I wish ML/DS would switch to Julia

3 comments

Could you give examples of where exactly in the ML process/lifecycle you're hitting these issues?

For example: "When training a [type] model with X characteristics, the GIL causes Y, which makes it impossible to do Z".

We're building our machine learning platform[0] to solve problems we have faced shipping ML products to enterprise, and are interested in your problems as well.

For example, we've faced the environment/dependencies/"runs on my machine" problems and have addressed these with Docker images. Our users can spin up a notebook server with near real-time collaboration to work with others, and no setup because the environment is there.

The same with training jobs: they can click on a button and schedule a long-running notebook that runs against a specific environment to avoid "just yesterday I had X accuracy on my machine". The runs are tracked, the models, parameters, and metrics are automatically tracked because if we rely on a notebook author to do it, they might forget or have to context switch and it's an added cognitive load.

Some problems we faced were during deployment, too, where a "data scientist" writes a notebook to train a model and then we had to deploy that model reading their notebook or looking into dependencies. Now they can click on a button and deploy whichever model they want.

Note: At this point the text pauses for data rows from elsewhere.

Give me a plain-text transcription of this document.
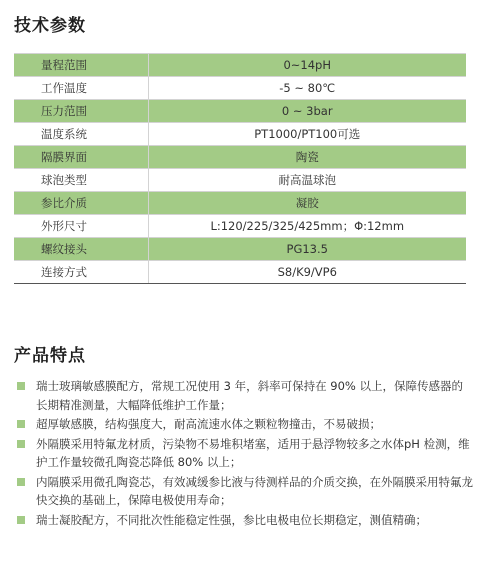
技术参数
量程范围	0~14pH
工作温度	-5 ~ 80℃
压力范围	0 ~ 3bar
温度系统	PT1000/PT100可选
隔膜界面	陶瓷
球泡类型	耐高温球泡
参比介质	凝胶
外形尺寸	L:120/225/325/425mm；Φ:12mm
螺纹接头	PG13.5
连接方式	S8/K9/VP6
产品特点
瑞士玻璃敏感膜配方，常规工况使用 3 年，斜率可保持在 90% 以上，保障传感器的长期精准测量，大幅降低维护工作量；
超厚敏感膜，结构强度大，耐高流速水体之颗粒物撞击，不易破损；
外隔膜采用特氟龙材质，污染物不易堆积堵塞，适用于悬浮物较多之水体pH 检测，维护工作量较微孔陶瓷芯降低 80% 以上；
内隔膜采用微孔陶瓷芯，有效减缓参比液与待测样品的介质交换，在外隔膜采用特氟龙快交换的基础上，保障电极使用寿命；
瑞士凝胶配方，不同批次性能稳定性强，参比电极电位长期稳定，测值精确；
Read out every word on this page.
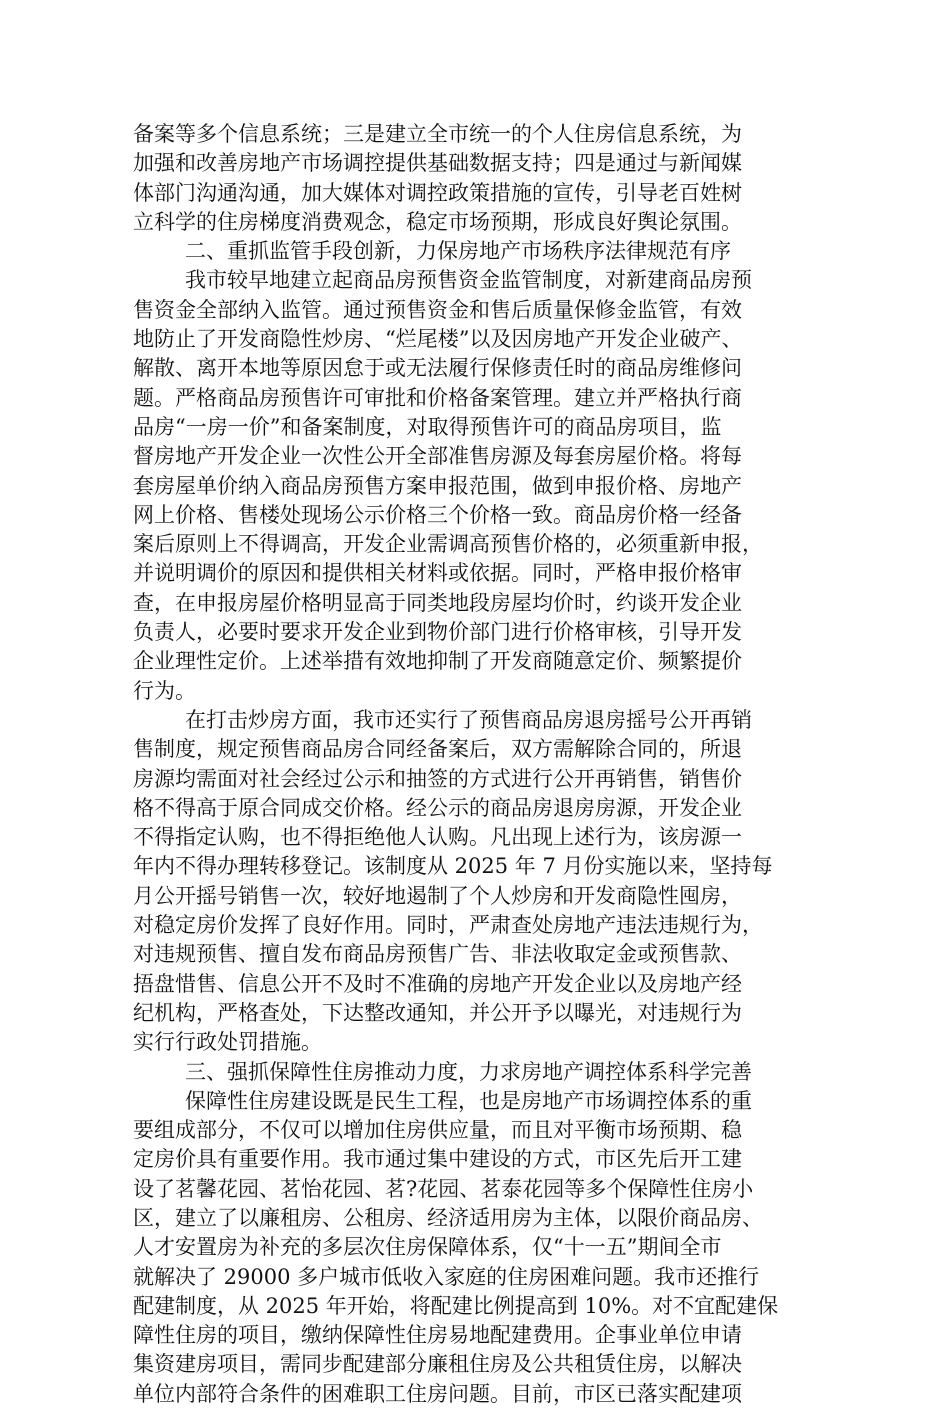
备案等多个信息系统；三是建立全市统一的个人住房信息系统，为
加强和改善房地产市场调控提供基础数据支持；四是通过与新闻媒
体部门沟通沟通，加大媒体对调控政策措施的宣传，引导老百姓树
立科学的住房梯度消费观念，稳定市场预期，形成良好舆论氛围。
二、重抓监管手段创新，力保房地产市场秩序法律规范有序
我市较早地建立起商品房预售资金监管制度，对新建商品房预
售资金全部纳入监管。通过预售资金和售后质量保修金监管，有效
地防止了开发商隐性炒房、“烂尾楼”以及因房地产开发企业破产、
解散、离开本地等原因怠于或无法履行保修责任时的商品房维修问
题。严格商品房预售许可审批和价格备案管理。建立并严格执行商
品房“一房一价”和备案制度，对取得预售许可的商品房项目，监
督房地产开发企业一次性公开全部准售房源及每套房屋价格。将每
套房屋单价纳入商品房预售方案申报范围，做到申报价格、房地产
网上价格、售楼处现场公示价格三个价格一致。商品房价格一经备
案后原则上不得调高，开发企业需调高预售价格的，必须重新申报，
并说明调价的原因和提供相关材料或依据。同时，严格申报价格审
查，在申报房屋价格明显高于同类地段房屋均价时，约谈开发企业
负责人，必要时要求开发企业到物价部门进行价格审核，引导开发
企业理性定价。上述举措有效地抑制了开发商随意定价、频繁提价
行为。
在打击炒房方面，我市还实行了预售商品房退房摇号公开再销
售制度，规定预售商品房合同经备案后，双方需解除合同的，所退
房源均需面对社会经过公示和抽签的方式进行公开再销售，销售价
格不得高于原合同成交价格。经公示的商品房退房房源，开发企业
不得指定认购，也不得拒绝他人认购。凡出现上述行为，该房源一
年内不得办理转移登记。该制度从 2025 年 7 月份实施以来，坚持每
月公开摇号销售一次，较好地遏制了个人炒房和开发商隐性囤房，
对稳定房价发挥了良好作用。同时，严肃查处房地产违法违规行为，
对违规预售、擅自发布商品房预售广告、非法收取定金或预售款、
捂盘惜售、信息公开不及时不准确的房地产开发企业以及房地产经
纪机构，严格查处，下达整改通知，并公开予以曝光，对违规行为
实行行政处罚措施。
三、强抓保障性住房推动力度，力求房地产调控体系科学完善
保障性住房建设既是民生工程，也是房地产市场调控体系的重
要组成部分，不仅可以增加住房供应量，而且对平衡市场预期、稳
定房价具有重要作用。我市通过集中建设的方式，市区先后开工建
设了茗馨花园、茗怡花园、茗?花园、茗泰花园等多个保障性住房小
区，建立了以廉租房、公租房、经济适用房为主体，以限价商品房、
人才安置房为补充的多层次住房保障体系，仅“十一五”期间全市
就解决了 29000 多户城市低收入家庭的住房困难问题。我市还推行
配建制度，从 2025 年开始，将配建比例提高到 10%。对不宜配建保
障性住房的项目，缴纳保障性住房易地配建费用。企事业单位申请
集资建房项目，需同步配建部分廉租住房及公共租赁住房，以解决
单位内部符合条件的困难职工住房问题。目前，市区已落实配建项
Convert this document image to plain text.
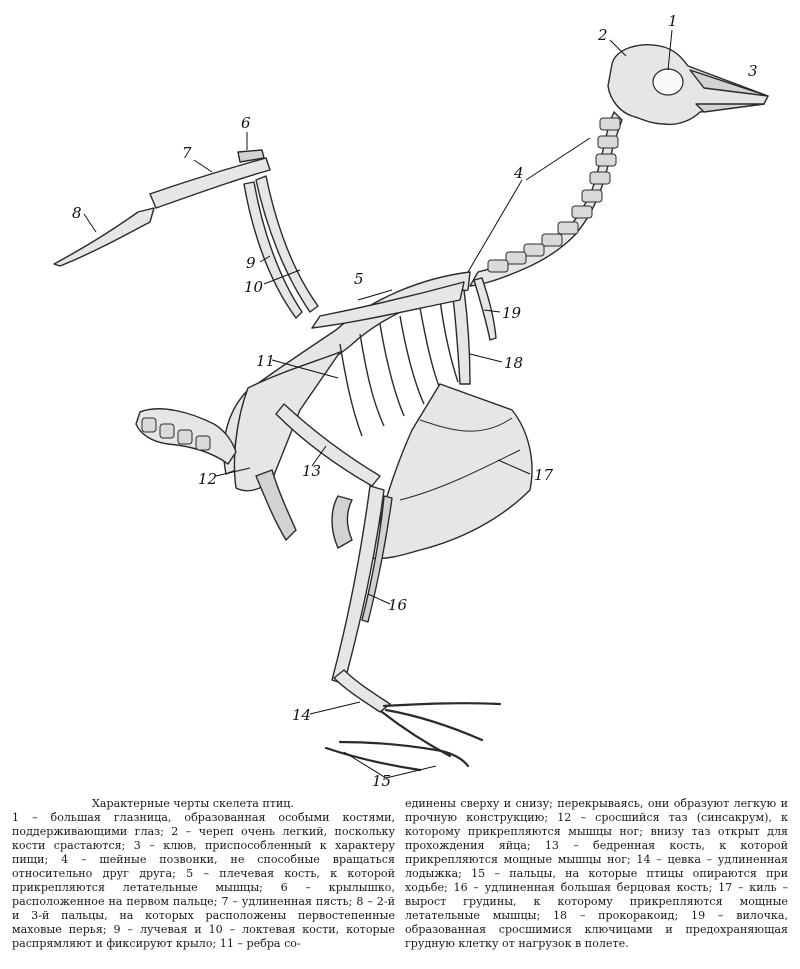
1
2
3
4
5
6
7
8
9
10
11
12	13
14
15
16
17
18
19
Характерные черты скелета птиц.
1 – большая глазница, образованная особыми костями, поддерживающими глаз; 2 – череп очень легкий, поскольку кости срастаются; 3 – клюв, приспособленный к характеру пищи; 4 – шейные позвонки, не способные вращаться относительно друг друга; 5 – плечевая кость, к которой прикрепляются летательные мышцы; 6 – крылышко, расположенное на первом пальце; 7 – удлиненная пясть; 8 – 2-й и 3-й пальцы, на которых расположены первостепенные маховые перья; 9 – лучевая и 10 – локтевая кости, которые распрямляют и фиксируют крыло; 11 – ребра со-
единены сверху и снизу; перекрываясь, они образуют легкую и прочную конструкцию; 12 – сросшийся таз (синсакрум), к которому прикрепляются мышцы ног; внизу таз открыт для прохождения яйца; 13 – бедренная кость, к которой прикрепляются мощные мышцы ног; 14 – цевка – удлиненная лодыжка; 15 – пальцы, на которые птицы опираются при ходьбе; 16 – удлиненная большая берцовая кость; 17 – киль – вырост грудины, к которому прикрепляются мощные летательные мышцы; 18 – прокоракоид; 19 – вилочка, образованная сросшимися ключицами и предохраняющая грудную клетку от нагрузок в полете.
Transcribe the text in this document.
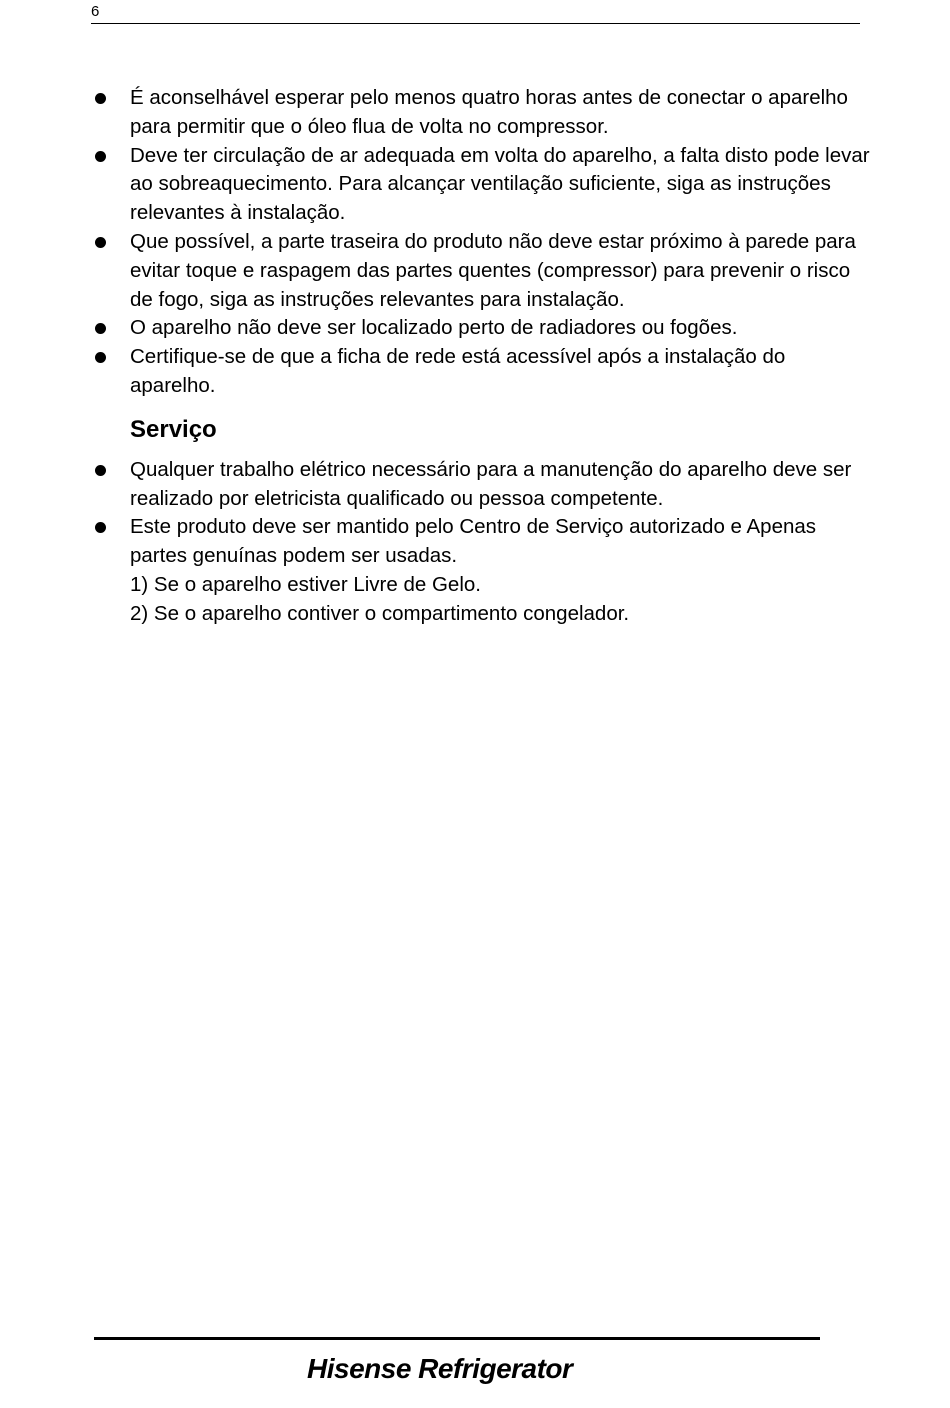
6
É aconselhável esperar pelo menos quatro horas antes de conectar o aparelho para permitir que o óleo flua de volta no compressor.
Deve ter circulação de ar adequada em volta do aparelho, a falta disto pode levar ao sobreaquecimento. Para alcançar ventilação suficiente, siga as instruções relevantes à instalação.
Que possível, a parte traseira do produto não deve estar próximo à parede para evitar toque e raspagem das partes quentes (compressor) para prevenir o risco de fogo, siga as instruções relevantes para instalação.
O aparelho não deve ser localizado perto de radiadores ou fogões.
Certifique-se de que a ficha de rede está acessível após a instalação do aparelho.
Serviço
Qualquer trabalho elétrico necessário para a manutenção do aparelho deve ser realizado por eletricista qualificado ou pessoa competente.
Este produto deve ser mantido pelo Centro de Serviço autorizado e Apenas partes genuínas podem ser usadas.
1) Se o aparelho estiver Livre de Gelo.
2) Se o aparelho contiver o compartimento congelador.
Hisense Refrigerator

It really was hindering us because they were asking someone else's help, who may have been working on something else.

- [0]: https://iko.ai

In 2020 when core counts are going up and up I reach for Elixir where I might have used python in the past for these reasons.
I've been building a program that heavily uses multiprocessing for the past few months. It works quite well, but it did take me a little bit to figure out the best way to work with it.

> - Threads can't be used efficiently because of the GIL

Python's "threads" are actually fibers. Once you shift your thought process toward that then its easy enough to work with them. Async is a better solution, though, because "threads" aren't smart when switching between themselves. Async makes concurrency smart.

But if you want to use real threads, multiprocessing's "processes" are actually system threads.

> - multiprocesses has to serialize everything in a single thread often killing performance. (Unless you use shared memory space techniques, but that's less than ideal compared to threads)

I'm not quite sure what you mean. Multiprocessing's processes have their own GIL and are "single-threaded", but you can still spawn fibers and more processes from them, as well as use async.

Or are you talking about using the Manager and namespaces to communicate between processes? That is a little slow, yes. High speed code should probably use something else. Most programs will be fine with it, but it is way slower than rolling your own solution. However, it does work easily, so that's something to be said about it. Shared memory space techniques do work, too, but they are a little obtuse. Personally, I rolled my own data structures using the multiprocessing primitives. You have to set them up ahead of time, but they're insanely fast. Or you can use redis pubsub for IPC. Or write to a memory-mapped file.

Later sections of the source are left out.